International trade is a vital part of the Canadian economy, even if we supply many of our own goods and services, he added.
“It’s a big reason why Canada is as prosperous as it is, because we’ve had relatively free trade, not just with the U.S.”
The lingering uncertainty over just what tariffs will be in place, and at what levels, is already having a paralyzing effect on business decision-making, something which is spilling over into the broader Canadian economy, said Pedro Antunes, chief economist at the Conference Board of Canada.
“We’re almost at the worst stage. It’s eroding our investment and productive capital,” said Antunes. “Exports are 30 per cent of our economy and the U.S. is 76 per cent of that.”
Still, ripping up CUSMA entirely would be even more disastrous, Antunes said.
“There’s been a huge hit to Canada’s economy already,” said Antunes. “We’re already in dire straits. Anything that worsens that would easily put us into a recession.”
Even if Canada weren’t being targeted by Trump’s tariffs and trade policy, a broader trade war hurts the U.S., meaning the Canadian economy gets sideswiped as well, he added.
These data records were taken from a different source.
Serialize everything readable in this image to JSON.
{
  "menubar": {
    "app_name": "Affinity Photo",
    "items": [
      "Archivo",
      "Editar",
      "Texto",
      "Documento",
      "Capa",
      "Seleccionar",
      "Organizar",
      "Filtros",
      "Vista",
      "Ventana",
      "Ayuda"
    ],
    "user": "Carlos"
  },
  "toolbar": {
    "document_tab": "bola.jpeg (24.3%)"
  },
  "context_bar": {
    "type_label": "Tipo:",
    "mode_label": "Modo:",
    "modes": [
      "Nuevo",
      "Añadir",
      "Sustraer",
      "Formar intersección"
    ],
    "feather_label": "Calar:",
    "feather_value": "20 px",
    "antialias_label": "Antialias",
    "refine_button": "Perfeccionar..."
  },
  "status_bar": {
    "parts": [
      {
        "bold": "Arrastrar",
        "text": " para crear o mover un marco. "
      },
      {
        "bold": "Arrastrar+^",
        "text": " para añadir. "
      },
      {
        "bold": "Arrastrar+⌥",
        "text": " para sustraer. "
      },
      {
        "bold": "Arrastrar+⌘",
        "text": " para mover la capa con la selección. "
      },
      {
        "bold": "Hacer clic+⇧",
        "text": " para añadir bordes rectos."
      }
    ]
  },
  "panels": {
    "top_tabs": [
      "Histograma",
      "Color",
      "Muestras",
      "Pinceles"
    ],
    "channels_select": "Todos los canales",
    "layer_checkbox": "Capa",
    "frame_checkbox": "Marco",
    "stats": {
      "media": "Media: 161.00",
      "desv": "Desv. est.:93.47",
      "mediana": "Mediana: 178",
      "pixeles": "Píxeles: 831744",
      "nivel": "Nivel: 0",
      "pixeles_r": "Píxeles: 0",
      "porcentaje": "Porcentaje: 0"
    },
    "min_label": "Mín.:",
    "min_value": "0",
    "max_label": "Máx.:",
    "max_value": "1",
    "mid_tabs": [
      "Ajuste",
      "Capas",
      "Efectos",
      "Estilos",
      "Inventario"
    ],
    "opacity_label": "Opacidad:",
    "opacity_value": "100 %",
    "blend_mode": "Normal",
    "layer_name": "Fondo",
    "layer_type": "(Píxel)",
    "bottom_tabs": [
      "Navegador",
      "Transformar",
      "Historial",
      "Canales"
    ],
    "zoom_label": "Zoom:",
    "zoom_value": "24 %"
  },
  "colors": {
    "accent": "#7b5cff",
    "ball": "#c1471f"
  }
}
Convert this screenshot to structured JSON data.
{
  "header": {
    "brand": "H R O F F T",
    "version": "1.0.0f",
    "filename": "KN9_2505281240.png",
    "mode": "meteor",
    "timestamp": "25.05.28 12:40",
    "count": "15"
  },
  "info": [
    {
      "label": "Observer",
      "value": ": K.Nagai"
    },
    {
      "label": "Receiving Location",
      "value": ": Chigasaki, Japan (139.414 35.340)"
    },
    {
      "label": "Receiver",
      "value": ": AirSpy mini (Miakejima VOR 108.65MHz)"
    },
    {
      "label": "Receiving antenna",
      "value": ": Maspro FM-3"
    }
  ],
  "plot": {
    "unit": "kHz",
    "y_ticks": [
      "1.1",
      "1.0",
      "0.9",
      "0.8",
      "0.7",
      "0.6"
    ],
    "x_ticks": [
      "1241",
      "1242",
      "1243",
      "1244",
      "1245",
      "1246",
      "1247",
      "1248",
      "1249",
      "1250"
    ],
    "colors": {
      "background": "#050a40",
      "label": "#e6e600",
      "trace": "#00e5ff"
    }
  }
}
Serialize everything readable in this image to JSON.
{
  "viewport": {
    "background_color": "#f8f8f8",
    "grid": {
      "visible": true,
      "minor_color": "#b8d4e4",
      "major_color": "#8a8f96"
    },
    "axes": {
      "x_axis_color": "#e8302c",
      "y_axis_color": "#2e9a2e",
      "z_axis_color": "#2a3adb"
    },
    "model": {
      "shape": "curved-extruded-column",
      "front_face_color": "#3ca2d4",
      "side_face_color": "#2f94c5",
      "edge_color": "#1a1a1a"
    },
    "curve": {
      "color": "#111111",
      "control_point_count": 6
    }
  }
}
“The U.S. is shooting itself in the foot. Just by itself, that hurts Canada because we’re so closely tied to them. … Especially on manufactured goods, we really need the U.S. consumer,” said Antunes.
Still, said the Centre for Future Work’s Stanford, there’s at least one thing that could push the U.S. back to the negotiating table: self-interest.
“The U.S. still needs our stuff. The Americans are going to lose as much as we are if the trade relationship blows up,” said Stanford, before noting, wryly, that self-interest and self-awareness aren’t always a given. “We can’t stop them from shooting themselves in the foot.”